Famoso entre los griegos...
(Colección Look de Té)
Jorge Bustos
Famoso entre los griegos era el lujo con que vivían los habitantes de Síbaris, colonia aquea fundada al sur de Italia en el 721 a. C. que prosperó hasta extremos fabulosos gracias a la feracidad de sus campos y a la neurálgica ubicación de su puerto comercial en el Mediterráneo. Famoso fue el gobernador de Síbaris que prohibió los gallos para preservar el despertar natural de sus habitantes, y desterró a herreros y carpinteros porque el ruido de su oficio trastornaba el descanso popular. Famosa se hizo la leyenda de un sibarita que dormía en un lecho de pétalos de rosa y sin embargo un día se quejó a un forastero de que no había podido pegar ojo porque uno de los pétalos estaba doblado. Era fama que una red de canales transportaba el vino directamente del campo al centro urbano de Síbaris, para que sus avecindados pudieran embriagarse abrevando en las fuentes públicas. Y famoso fue el final de Síbaris, cuyos guerreros presumían de que sus caballos bailaban al son de la música; cuando entraron en guerra con la vecina Crotona, los crotonenses contrataron a músicos que en el fragor de la batalla empezaron a tocar sus instrumentos, poniendo a bailar a los caballos de los sibaritas, causando el desconcierto general –la lírica batiendo a la épica– y rindiendo la prodigiosa ciudad a sus enemigos, que la redujeron bárbaramente a cenizas, seguramente por envidia. Como siempre sucede en el mito griego, la soberbia acaba dictando la condena del héroe.

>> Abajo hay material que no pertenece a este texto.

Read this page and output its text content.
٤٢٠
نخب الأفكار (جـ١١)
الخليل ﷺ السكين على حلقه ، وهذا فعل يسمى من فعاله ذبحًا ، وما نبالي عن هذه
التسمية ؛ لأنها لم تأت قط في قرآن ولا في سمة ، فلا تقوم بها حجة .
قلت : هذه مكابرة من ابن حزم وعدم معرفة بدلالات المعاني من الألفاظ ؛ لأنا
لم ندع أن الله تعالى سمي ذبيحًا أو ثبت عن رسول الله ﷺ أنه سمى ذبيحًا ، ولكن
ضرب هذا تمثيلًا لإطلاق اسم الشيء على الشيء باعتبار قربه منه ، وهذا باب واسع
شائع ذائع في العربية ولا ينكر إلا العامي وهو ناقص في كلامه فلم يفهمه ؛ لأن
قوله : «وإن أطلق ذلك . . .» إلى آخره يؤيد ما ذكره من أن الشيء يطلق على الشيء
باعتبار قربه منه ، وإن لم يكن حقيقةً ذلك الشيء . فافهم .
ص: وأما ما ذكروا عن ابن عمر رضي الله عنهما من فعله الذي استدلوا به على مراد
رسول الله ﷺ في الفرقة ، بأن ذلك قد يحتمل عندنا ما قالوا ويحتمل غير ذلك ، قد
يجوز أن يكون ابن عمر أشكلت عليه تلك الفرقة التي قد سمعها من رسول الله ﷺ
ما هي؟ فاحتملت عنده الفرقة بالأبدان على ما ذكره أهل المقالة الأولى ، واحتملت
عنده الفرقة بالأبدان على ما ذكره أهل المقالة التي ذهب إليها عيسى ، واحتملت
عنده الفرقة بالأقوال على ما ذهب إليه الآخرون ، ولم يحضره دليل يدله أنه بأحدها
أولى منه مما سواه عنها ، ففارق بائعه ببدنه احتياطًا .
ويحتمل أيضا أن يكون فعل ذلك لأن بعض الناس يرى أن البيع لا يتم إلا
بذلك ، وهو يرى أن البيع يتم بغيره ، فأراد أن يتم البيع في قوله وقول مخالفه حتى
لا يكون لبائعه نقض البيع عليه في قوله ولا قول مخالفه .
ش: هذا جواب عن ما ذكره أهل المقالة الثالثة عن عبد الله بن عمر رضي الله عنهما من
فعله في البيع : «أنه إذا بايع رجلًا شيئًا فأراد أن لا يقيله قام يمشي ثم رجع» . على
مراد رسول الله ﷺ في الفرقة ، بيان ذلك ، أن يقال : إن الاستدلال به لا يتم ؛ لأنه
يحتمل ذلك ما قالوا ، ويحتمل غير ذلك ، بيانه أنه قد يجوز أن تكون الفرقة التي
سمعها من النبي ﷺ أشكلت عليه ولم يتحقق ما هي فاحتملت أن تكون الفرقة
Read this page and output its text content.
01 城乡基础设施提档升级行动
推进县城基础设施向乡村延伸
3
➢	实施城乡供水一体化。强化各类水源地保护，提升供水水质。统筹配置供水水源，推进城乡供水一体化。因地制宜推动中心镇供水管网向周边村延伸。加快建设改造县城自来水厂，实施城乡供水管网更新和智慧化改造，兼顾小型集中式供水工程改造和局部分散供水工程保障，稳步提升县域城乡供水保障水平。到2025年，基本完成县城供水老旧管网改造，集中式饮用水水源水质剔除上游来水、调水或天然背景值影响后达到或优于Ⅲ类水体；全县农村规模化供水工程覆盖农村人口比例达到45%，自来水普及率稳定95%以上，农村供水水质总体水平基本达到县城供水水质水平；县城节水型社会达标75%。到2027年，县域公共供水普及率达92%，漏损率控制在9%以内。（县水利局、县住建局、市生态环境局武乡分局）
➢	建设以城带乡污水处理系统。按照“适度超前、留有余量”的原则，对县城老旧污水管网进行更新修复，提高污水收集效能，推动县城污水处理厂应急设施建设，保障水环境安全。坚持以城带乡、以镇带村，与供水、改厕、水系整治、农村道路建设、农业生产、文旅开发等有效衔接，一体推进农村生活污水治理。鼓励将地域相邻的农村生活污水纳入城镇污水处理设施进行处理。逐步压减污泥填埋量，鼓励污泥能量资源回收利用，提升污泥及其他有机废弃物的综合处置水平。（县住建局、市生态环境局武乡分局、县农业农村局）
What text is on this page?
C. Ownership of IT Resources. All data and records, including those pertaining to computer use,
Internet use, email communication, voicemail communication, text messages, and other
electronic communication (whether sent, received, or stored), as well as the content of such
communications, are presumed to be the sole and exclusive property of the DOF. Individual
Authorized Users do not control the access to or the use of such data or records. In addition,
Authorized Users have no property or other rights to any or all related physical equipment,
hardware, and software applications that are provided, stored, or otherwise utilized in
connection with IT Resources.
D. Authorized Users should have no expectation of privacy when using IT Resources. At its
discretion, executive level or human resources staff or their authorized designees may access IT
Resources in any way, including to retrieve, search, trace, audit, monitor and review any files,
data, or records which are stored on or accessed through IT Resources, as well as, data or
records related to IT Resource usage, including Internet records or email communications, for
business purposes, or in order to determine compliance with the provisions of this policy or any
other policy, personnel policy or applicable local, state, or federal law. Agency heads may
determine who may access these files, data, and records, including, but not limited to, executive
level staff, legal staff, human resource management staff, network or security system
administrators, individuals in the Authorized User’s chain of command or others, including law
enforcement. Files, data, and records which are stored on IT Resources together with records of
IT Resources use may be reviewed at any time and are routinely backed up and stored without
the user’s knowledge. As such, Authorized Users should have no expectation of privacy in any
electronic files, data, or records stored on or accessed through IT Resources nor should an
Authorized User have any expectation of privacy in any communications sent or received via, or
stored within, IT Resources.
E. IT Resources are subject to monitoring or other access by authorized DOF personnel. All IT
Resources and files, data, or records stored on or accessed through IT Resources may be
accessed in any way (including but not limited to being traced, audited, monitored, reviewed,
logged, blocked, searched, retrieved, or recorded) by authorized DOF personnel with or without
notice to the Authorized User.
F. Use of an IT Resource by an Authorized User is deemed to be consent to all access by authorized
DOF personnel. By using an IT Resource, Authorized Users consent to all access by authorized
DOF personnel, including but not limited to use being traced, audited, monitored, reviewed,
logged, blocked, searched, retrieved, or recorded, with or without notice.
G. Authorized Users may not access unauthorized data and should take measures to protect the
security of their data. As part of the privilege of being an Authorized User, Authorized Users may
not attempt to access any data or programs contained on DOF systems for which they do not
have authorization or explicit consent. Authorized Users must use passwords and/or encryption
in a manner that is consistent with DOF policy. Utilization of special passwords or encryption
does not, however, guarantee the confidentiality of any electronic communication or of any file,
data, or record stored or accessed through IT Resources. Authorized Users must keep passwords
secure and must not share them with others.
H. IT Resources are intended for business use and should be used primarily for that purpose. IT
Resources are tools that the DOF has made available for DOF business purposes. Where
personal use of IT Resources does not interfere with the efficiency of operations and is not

Nuestro tiempo no globaliza el lujo con la misma uniformidad que la miseria. Lo más parecido a Síbaris que tenemos hoy son los paraísos fiscales, que están restringidos a unos pocos sibaritas por herencia, pelotazo o maletín traspapelado. El sibaritismo se antoja una verdadera provocación en esta hora de socialdemocracia moral y liberalismo exclusivo, y desde luego se antoja un pecado bíblico para esa clase menestral de la intelectualidad que forman los buenos escritores. Los buenos escritores suelen ser sibaritas encerrados en el cuerpo de un pobre; de ahí el resentimiento que profesan a los grandes potentados de la sociedad, que suelen ser pobres recubiertos de sibaritismo deslumbrante. El buen escritor se encuentra entonces ante la disyuntiva del rencor o la imitación voluntariosa. Quienes se lanzan por el primer camino no revisten mayor interés, porque la envidia es un patrimonio barato, al alcance de cualquier fortuna. A mí me gustan, por su falta de hipocresía, los segundos, quienes escurren con sacrificio su pluma para reunir los honorarios que les sufraguen tanto confort como se puedan permitir.